The RTX 5090 has an incredible amount of compute performance for matrix operations and a lot of memory bandwidth. The Apple Silicon parts have unusually high memory bandwidth for general purpose compute chips, which is why they can generate tokens so fast. Their raw matrix compute performance is amazing for their power envelope but not nearly as fast as a dedicated GPU consuming 400-500W.
Apple added tensor cores on the M5 generation which help with those matrix operations, which is why the M5 performs so much better than the M4 Max in that article.
Dedicate GPUs like the RTX 5090 are in another league, though.
You can see the divergence in the high resolution gaming benchmarks, too. Once he starts benchmarking at 4K or 6K where the CPU emulation stops being a bottleneck, the raw compute of the 5090 completely crushes any of the Apple Silicon GPUs.
EDIT: since Aurornis beat me by 3 minutes, I’ll add another interesting tidbit instead :)

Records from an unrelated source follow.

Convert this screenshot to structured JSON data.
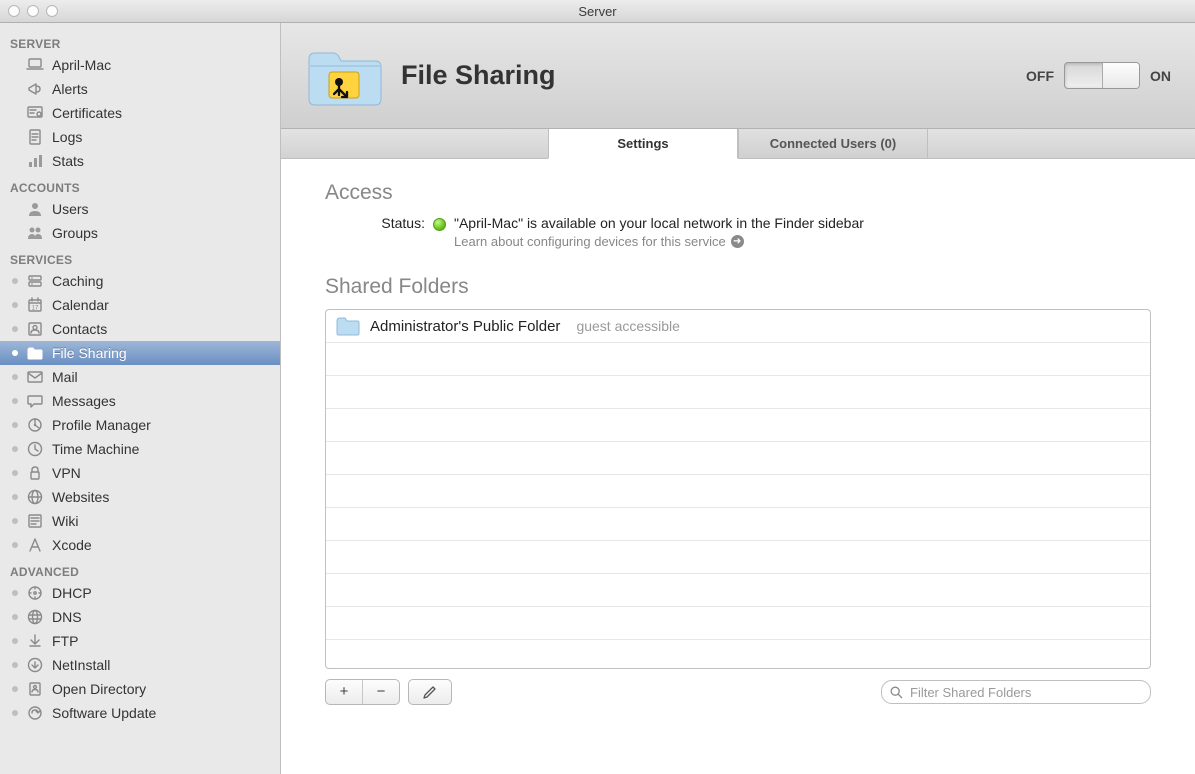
{
  "window": {
    "title": "Server"
  },
  "sidebar": {
    "groups": [
      {
        "label": "SERVER",
        "items": [
          {
            "label": "April-Mac",
            "icon": "laptop"
          },
          {
            "label": "Alerts",
            "icon": "megaphone"
          },
          {
            "label": "Certificates",
            "icon": "certificate"
          },
          {
            "label": "Logs",
            "icon": "log"
          },
          {
            "label": "Stats",
            "icon": "stats"
          }
        ]
      },
      {
        "label": "ACCOUNTS",
        "items": [
          {
            "label": "Users",
            "icon": "user"
          },
          {
            "label": "Groups",
            "icon": "group"
          }
        ]
      },
      {
        "label": "SERVICES",
        "items": [
          {
            "label": "Caching",
            "icon": "caching",
            "dot": true
          },
          {
            "label": "Calendar",
            "icon": "calendar",
            "dot": true
          },
          {
            "label": "Contacts",
            "icon": "contacts",
            "dot": true
          },
          {
            "label": "File Sharing",
            "icon": "filesharing",
            "dot": true,
            "selected": true
          },
          {
            "label": "Mail",
            "icon": "mail",
            "dot": true
          },
          {
            "label": "Messages",
            "icon": "messages",
            "dot": true
          },
          {
            "label": "Profile Manager",
            "icon": "profile",
            "dot": true
          },
          {
            "label": "Time Machine",
            "icon": "timemachine",
            "dot": true
          },
          {
            "label": "VPN",
            "icon": "vpn",
            "dot": true
          },
          {
            "label": "Websites",
            "icon": "websites",
            "dot": true
          },
          {
            "label": "Wiki",
            "icon": "wiki",
            "dot": true
          },
          {
            "label": "Xcode",
            "icon": "xcode",
            "dot": true
          }
        ]
      },
      {
        "label": "ADVANCED",
        "items": [
          {
            "label": "DHCP",
            "icon": "dhcp",
            "dot": true
          },
          {
            "label": "DNS",
            "icon": "dns",
            "dot": true
          },
          {
            "label": "FTP",
            "icon": "ftp",
            "dot": true
          },
          {
            "label": "NetInstall",
            "icon": "netinstall",
            "dot": true
          },
          {
            "label": "Open Directory",
            "icon": "opendir",
            "dot": true
          },
          {
            "label": "Software Update",
            "icon": "swupdate",
            "dot": true
          }
        ]
      }
    ]
  },
  "header": {
    "title": "File Sharing",
    "switch_off": "OFF",
    "switch_on": "ON",
    "switch_state": "on"
  },
  "tabs": {
    "settings": "Settings",
    "connected": "Connected Users (0)"
  },
  "access": {
    "section_title": "Access",
    "status_label": "Status:",
    "status_text": "\"April-Mac\" is available on your local network in the Finder sidebar",
    "learn_text": "Learn about configuring devices for this service"
  },
  "shared": {
    "section_title": "Shared Folders",
    "items": [
      {
        "name": "Administrator's Public Folder",
        "sub": "guest accessible"
      }
    ],
    "search_placeholder": "Filter Shared Folders"
  },
  "buttons": {
    "plus": "+",
    "minus": "−"
  }
}
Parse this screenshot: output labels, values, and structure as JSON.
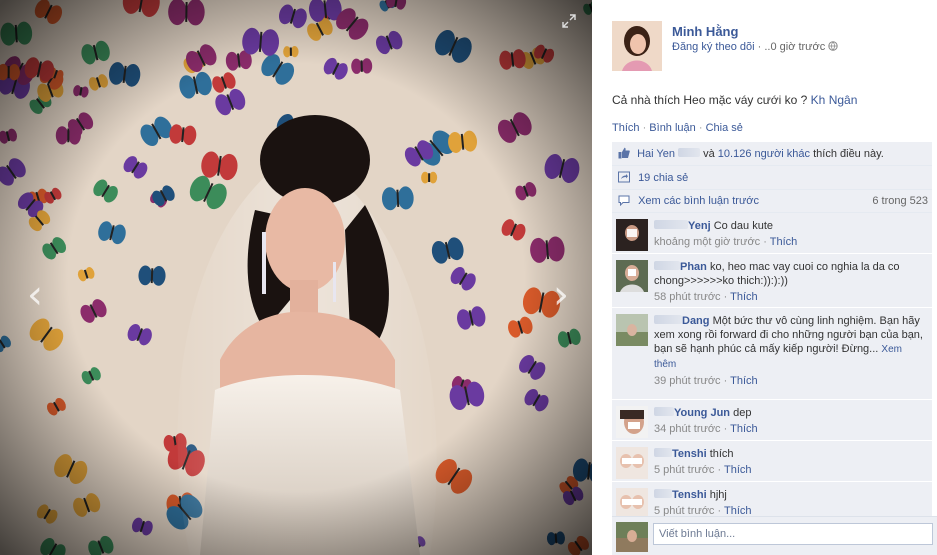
{
  "photo": {
    "prev_label": "‹",
    "next_label": "›",
    "colors": {
      "wall": "#e9ddd0",
      "dress": "#f3ece4",
      "hair": "#1a1210",
      "skin": "#e8b9a4"
    }
  },
  "post": {
    "author": "Minh Hằng",
    "follow_label": "Đăng ký theo dõi",
    "separator": " · ",
    "time": "..0 giờ trước",
    "caption_text": "Cả nhà thích Heo mặc váy cưới ko ?",
    "caption_tags": [
      "Kh",
      "Ngân"
    ],
    "actions": {
      "like": "Thích",
      "comment": "Bình luận",
      "share": "Chia sẻ",
      "sep": " · "
    }
  },
  "ufi": {
    "likes": {
      "name1": "Hai Yen",
      "and": " và ",
      "others": "10.126 người khác",
      "suffix": " thích điều này."
    },
    "shares": "19 chia sẻ",
    "view_previous": "Xem các bình luận trước",
    "pager": "6 trong 523"
  },
  "comments": [
    {
      "author": "Yenj",
      "text": "Co dau kute",
      "time": "khoảng một giờ trước",
      "like": "Thích"
    },
    {
      "author": "Phan",
      "text": "ko, heo mac vay cuoi co nghia la da co chong>>>>>>ko thich:)):):))",
      "time": "58 phút trước",
      "like": "Thích"
    },
    {
      "author": "Dang",
      "text": "Một bức thư vô cùng linh nghiệm. Bạn hãy xem xong rồi forward đi cho những người bạn của bạn, bạn sẽ hạnh phúc cả mấy kiếp người! Đừng...",
      "see_more": "Xem thêm",
      "time": "39 phút trước",
      "like": "Thích"
    },
    {
      "author": "Young Jun",
      "text": "dep",
      "time": "34 phút trước",
      "like": "Thích"
    },
    {
      "author": "Tenshi",
      "text": "thích",
      "time": "5 phút trước",
      "like": "Thích"
    },
    {
      "author": "Tenshi",
      "text": "hjhj",
      "time": "5 phút trước",
      "like": "Thích"
    }
  ],
  "composer": {
    "placeholder": "Viết bình luận..."
  },
  "meta_sep": " · "
}
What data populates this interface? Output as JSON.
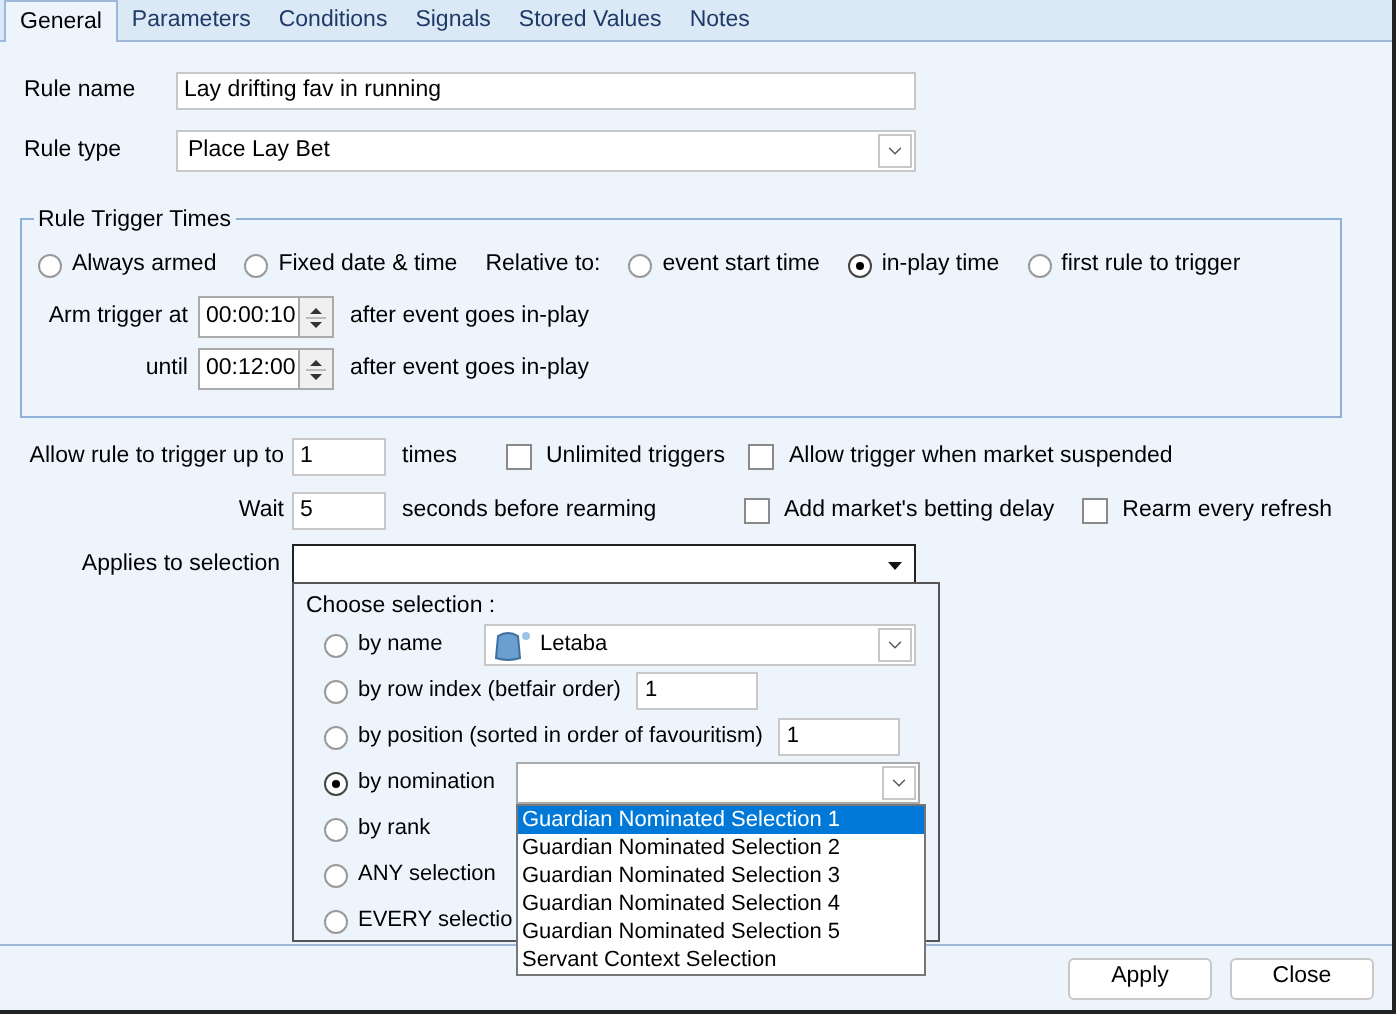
{
  "tabs": [
    {
      "label": "General",
      "selected": true
    },
    {
      "label": "Parameters",
      "selected": false
    },
    {
      "label": "Conditions",
      "selected": false
    },
    {
      "label": "Signals",
      "selected": false
    },
    {
      "label": "Stored Values",
      "selected": false
    },
    {
      "label": "Notes",
      "selected": false
    }
  ],
  "rule_name": {
    "label": "Rule name",
    "value": "Lay drifting fav in running"
  },
  "rule_type": {
    "label": "Rule type",
    "value": "Place Lay Bet"
  },
  "trigger_times": {
    "title": "Rule Trigger Times",
    "modes": [
      {
        "label": "Always armed",
        "selected": false
      },
      {
        "label": "Fixed date & time",
        "selected": false
      }
    ],
    "relative_label": "Relative to:",
    "relative_options": [
      {
        "label": "event start time",
        "selected": false
      },
      {
        "label": "in-play time",
        "selected": true
      },
      {
        "label": "first rule to trigger",
        "selected": false
      }
    ],
    "arm": {
      "label": "Arm trigger at",
      "value": "00:00:10",
      "suffix": "after event goes in-play"
    },
    "until": {
      "label": "until",
      "value": "00:12:00",
      "suffix": "after event goes in-play"
    }
  },
  "trigger_limit": {
    "label": "Allow rule to trigger up to",
    "value": "1",
    "suffix": "times"
  },
  "wait": {
    "label": "Wait",
    "value": "5",
    "suffix": "seconds before rearming"
  },
  "checkboxes_row_1": [
    {
      "label": "Unlimited triggers",
      "checked": false
    },
    {
      "label": "Allow trigger when market suspended",
      "checked": false
    }
  ],
  "checkboxes_row_2": [
    {
      "label": "Add market's betting delay",
      "checked": false
    },
    {
      "label": "Rearm every refresh",
      "checked": false
    }
  ],
  "applies_to": {
    "label": "Applies to selection",
    "expanded": true
  },
  "selection_popup": {
    "title": "Choose selection :",
    "options": [
      {
        "kind": "combo",
        "label": "by name",
        "selected": false,
        "value": "Letaba"
      },
      {
        "kind": "field",
        "label": "by row index (betfair order)",
        "selected": false,
        "value": "1"
      },
      {
        "kind": "field",
        "label": "by position (sorted in order of favouritism)",
        "selected": false,
        "value": "1"
      },
      {
        "kind": "list",
        "label": "by nomination",
        "selected": true,
        "items": [
          {
            "label": "Guardian Nominated Selection 1",
            "selected": true
          },
          {
            "label": "Guardian Nominated Selection 2",
            "selected": false
          },
          {
            "label": "Guardian Nominated Selection 3",
            "selected": false
          },
          {
            "label": "Guardian Nominated Selection 4",
            "selected": false
          },
          {
            "label": "Guardian Nominated Selection 5",
            "selected": false
          },
          {
            "label": "Servant Context Selection",
            "selected": false
          }
        ]
      },
      {
        "kind": "plain",
        "label": "by rank",
        "selected": false
      },
      {
        "kind": "plain",
        "label": "ANY selection",
        "selected": false
      },
      {
        "kind": "plain",
        "label": "EVERY selectio",
        "selected": false
      }
    ]
  },
  "buttons": [
    {
      "label": "Apply"
    },
    {
      "label": "Close"
    }
  ]
}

NVIDIA tensor cores on consumer GPUs are massively less powerful per SM core than on their datacenter counterparts-parts (which also makes them easier to get to peak efficiency on consumer GPUs because the rest of the pipeline is much more quickly a bottleneck as per Amdahl’s Law).
This is potentially changing with Vera Rubin CPX which looks an awful lot like a RTX 5090 replacement but with the full-blown datacenter tensor cores (that won’t be available unless you pay for the datacenter SKU) - so it will have very high TFLOPS relative to its bandwidth.
The target market for the CPX is exactly this: prefill and Time To First Token. You can basically just throw compute at the problem for (parts of) prefill performance (but it won’t help anything else past a certain point) and the 5090/M5 are nowhere near that limit.
So the design choice for NVIDIA/Apple/etc of how much silicon to spend for this on consumer GPUs is mostly dictated by economics and how much they can reuse the same chips for the different markets.
Every Blackwell card other than the (G)B100, (G)B200, (G)B300 and Jetson Thor, use the Ampere tensor core instruction (mma.sync) but with fp4/6/8 added on. Beyond that the DGX Spark (which is advertised as having the same architecture as B200) has especially weak (not tcgen05) tensor cores that have a very narrow operating window and low utilization.
because the GPUs aren't as fantastic as everyone assumes?
> might also be less optimised in MLX?
prefill has gotta be one of the most optimized paths in MLX...
Seeing the author present their results like this give off the impression that they’re biased, which I am sure they aren’t.